Une même structure morphologique peut être l’aboutissement de matrices différentes, ce qui rend le sens difficilement prévisible (colorer ~ décolorer ; peindre ~ dépeindre).

(b) Réécritures synchroniques

Le locuteur peut réécrire un modèle dérivationnel (A => B => C) :

– en simplifiant la procédure par dérivation directe (A => C),

– en établissant une relation (B <=> C), avec effacement de A (permutation de suffixes : alcoolisme <=> alcoolique),

– en utilisant la réciproque (B => A : urgent => urger).
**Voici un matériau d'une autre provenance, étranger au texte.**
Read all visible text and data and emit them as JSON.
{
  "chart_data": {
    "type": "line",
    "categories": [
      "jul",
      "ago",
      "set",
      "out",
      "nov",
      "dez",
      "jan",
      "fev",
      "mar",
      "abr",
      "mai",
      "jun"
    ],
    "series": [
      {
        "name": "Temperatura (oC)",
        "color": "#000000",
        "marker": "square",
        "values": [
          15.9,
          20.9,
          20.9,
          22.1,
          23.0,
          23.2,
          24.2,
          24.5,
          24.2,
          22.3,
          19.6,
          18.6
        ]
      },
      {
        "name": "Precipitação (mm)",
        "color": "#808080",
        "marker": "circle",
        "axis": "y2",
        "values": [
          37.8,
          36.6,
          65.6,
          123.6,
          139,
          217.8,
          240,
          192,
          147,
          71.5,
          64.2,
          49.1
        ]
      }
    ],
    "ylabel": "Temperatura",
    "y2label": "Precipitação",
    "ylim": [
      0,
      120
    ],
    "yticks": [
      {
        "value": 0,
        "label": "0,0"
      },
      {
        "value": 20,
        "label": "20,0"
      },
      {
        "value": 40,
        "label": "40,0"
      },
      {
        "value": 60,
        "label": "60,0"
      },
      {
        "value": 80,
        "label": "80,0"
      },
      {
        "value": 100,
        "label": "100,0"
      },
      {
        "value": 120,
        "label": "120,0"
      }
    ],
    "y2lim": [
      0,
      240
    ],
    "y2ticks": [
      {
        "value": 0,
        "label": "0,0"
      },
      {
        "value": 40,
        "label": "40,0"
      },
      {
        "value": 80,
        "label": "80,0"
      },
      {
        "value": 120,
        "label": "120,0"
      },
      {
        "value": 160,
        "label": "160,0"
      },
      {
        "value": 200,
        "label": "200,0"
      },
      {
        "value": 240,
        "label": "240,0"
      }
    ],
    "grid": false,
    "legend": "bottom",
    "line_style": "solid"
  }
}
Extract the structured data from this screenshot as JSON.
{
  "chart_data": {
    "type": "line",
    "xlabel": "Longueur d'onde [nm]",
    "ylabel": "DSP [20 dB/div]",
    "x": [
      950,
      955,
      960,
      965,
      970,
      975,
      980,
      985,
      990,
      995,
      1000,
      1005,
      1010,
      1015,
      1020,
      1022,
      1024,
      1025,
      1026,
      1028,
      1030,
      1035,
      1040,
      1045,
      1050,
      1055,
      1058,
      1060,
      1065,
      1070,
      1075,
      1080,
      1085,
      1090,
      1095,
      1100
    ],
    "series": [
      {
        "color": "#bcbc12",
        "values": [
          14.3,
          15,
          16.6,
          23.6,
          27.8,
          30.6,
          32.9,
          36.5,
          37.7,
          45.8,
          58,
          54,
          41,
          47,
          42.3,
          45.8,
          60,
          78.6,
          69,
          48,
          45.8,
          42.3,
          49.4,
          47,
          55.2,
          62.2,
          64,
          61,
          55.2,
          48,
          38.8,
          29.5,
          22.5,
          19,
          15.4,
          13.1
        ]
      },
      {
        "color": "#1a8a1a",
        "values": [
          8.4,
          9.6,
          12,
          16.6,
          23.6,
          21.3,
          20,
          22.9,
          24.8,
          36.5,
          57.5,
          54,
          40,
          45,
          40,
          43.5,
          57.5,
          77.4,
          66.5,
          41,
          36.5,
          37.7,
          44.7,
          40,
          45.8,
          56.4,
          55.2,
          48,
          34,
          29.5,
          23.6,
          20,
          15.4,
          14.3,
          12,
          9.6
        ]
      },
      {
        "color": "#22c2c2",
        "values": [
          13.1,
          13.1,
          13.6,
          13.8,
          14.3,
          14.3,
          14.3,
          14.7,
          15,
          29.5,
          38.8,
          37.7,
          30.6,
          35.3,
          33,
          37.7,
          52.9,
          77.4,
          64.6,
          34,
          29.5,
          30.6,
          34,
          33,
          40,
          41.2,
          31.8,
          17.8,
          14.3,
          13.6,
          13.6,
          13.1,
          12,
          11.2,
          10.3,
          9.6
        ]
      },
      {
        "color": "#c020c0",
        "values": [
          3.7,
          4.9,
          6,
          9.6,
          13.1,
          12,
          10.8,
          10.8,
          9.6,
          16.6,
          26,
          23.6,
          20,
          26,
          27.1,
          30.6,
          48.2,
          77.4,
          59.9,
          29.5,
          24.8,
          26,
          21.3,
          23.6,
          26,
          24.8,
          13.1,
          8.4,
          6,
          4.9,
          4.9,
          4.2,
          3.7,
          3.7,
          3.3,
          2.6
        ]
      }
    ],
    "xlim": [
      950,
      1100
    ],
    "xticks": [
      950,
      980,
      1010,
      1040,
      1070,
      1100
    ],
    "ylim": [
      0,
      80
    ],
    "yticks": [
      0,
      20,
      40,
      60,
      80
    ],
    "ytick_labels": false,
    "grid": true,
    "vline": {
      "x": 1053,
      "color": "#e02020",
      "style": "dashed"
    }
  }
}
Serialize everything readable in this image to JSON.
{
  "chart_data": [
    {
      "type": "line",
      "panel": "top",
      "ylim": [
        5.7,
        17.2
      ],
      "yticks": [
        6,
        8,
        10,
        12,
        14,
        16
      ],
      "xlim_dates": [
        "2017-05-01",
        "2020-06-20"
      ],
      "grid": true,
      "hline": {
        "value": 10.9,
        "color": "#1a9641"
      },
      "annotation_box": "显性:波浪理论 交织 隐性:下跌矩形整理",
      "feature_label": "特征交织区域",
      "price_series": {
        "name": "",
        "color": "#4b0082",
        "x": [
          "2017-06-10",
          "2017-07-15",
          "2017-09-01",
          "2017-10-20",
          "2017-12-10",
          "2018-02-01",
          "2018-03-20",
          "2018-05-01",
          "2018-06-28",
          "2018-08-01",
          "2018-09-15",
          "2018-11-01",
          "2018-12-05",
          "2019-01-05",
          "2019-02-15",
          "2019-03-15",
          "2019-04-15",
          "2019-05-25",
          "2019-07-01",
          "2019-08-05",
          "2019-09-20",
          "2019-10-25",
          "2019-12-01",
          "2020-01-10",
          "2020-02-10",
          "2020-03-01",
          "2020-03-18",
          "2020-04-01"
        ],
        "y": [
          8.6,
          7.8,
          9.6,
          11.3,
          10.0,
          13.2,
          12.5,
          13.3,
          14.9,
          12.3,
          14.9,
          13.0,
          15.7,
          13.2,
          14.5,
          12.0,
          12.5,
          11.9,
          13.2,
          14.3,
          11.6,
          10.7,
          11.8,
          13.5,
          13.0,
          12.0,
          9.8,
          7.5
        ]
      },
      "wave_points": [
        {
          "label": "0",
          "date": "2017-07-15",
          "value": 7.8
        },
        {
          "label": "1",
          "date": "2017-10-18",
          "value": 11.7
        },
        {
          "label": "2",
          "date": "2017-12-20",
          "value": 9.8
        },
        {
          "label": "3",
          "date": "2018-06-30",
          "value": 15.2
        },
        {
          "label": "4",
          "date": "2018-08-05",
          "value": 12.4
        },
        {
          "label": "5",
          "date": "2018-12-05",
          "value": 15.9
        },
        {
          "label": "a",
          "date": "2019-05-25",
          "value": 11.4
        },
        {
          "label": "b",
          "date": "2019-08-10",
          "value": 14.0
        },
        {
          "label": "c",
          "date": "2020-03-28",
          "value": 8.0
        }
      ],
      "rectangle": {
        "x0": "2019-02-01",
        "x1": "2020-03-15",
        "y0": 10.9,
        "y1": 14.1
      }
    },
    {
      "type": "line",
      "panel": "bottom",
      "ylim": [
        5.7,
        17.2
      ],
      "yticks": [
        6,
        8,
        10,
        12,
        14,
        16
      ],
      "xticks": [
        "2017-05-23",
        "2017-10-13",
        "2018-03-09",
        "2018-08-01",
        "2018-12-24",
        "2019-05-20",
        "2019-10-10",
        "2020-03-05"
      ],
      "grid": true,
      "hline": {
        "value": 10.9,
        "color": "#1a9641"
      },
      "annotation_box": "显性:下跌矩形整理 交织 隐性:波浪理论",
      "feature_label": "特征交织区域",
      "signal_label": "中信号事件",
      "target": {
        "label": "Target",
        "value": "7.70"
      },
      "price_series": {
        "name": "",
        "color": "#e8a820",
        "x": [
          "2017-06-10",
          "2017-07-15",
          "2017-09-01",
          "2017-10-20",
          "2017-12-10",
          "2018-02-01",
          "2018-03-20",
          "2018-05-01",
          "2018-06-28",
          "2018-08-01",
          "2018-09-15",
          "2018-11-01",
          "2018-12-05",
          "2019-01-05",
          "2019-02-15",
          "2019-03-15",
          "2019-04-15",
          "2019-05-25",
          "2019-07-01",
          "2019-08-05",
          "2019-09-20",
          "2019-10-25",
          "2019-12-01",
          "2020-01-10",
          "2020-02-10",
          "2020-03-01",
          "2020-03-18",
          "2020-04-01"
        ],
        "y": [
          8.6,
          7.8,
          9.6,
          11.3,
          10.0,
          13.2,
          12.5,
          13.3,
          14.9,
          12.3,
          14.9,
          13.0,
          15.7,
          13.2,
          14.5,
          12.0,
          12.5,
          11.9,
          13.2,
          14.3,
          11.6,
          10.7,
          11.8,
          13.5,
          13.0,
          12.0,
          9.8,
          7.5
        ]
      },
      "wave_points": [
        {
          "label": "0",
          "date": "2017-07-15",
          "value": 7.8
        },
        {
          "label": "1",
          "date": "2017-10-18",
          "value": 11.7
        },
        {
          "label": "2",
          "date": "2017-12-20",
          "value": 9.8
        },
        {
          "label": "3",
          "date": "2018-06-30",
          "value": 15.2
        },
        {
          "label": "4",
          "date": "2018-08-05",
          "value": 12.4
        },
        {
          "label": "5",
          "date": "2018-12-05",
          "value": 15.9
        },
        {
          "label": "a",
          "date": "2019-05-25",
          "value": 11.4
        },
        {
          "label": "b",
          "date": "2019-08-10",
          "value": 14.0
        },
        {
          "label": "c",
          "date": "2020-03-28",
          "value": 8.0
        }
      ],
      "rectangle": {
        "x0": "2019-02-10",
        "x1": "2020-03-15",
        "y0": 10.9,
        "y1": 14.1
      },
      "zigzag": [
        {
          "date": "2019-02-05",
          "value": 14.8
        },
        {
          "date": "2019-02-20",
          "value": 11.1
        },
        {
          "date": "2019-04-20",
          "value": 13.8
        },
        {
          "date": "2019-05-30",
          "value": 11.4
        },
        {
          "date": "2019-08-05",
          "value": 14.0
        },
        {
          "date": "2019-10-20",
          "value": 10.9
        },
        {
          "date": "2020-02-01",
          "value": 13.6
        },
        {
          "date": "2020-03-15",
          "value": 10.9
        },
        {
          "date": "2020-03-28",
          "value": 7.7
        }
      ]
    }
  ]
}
(c) Réanalyses (pseudo-suffixes / préfixes)

Les locuteurs font parfois des erreurs d’analyse en identifiant comme préfixe / suffixe des séquences phoniques qui n’en sont pas : pianoter, dénominatif de piano est analysé comme pian-oter « jouer un peu de piano » (cf. touss-oter) ; écumer signifie « faire de l’écume » (cf. mousse => mousser) et « enlever l’écume » (é-(é)cumer).

Pour chacune de ces anomalies, des exemples latins sont proposés.

Alain CHRISTOL est né en 1939 (Paris), a été reçu à l’Agrégation de grammaire en 1961 et a obtenu le Certificat d’Études Indiennes en 1968. De 1967 à 2004 (date de sa retraite), il a été enseignant en linguistique historique des langues classiques (latin, grec, sanskrit), comme assistant, maître-assistant puis maître de conférences (Département des Lettres Classiques, Université de Rouen). Depuis 1972, plus d’une centaine d’articles ont été publiés (26 d’entre eux et 2 inédits ont été réunis dans Des mots et des mythes, Rouen, PURH, 2008, (avec bibliographie de AC : p. 9-16).

Le thème dominant est la linguistique historique et comparative : phonétique, morphologie et syntaxe des langues grecque, latine et indo-iraniennes. En parallèle, les recherches ont porté sur des formes inexplicables par l’application stricte des lois diachroniques, qu’il s’agisse de formes issues d’échanges entre niveaux de langue ou de formes nées des tentatives des locuteurs pour optimiser leur outil de communication.

L’axe secondaire de ses recherches porte sur la linguistique des langues caucasiques du nord-ouest, domaine non indo-européen, récemment décrit (fin XIXe s.) et, d’un point vue typologique, très original par rapport aux langues environnantes.

L’expérience acquise à travers ces publications, souvent issues de communications présentées et discutées lors de colloques, a rendu possible l’étude d’une langue technique, celle de la cuisine chez les Latins : Le latin des cuisiniers – I. L’alimentation végétale, étude lexicale, Paris, PUPS, 2016 (424 p.).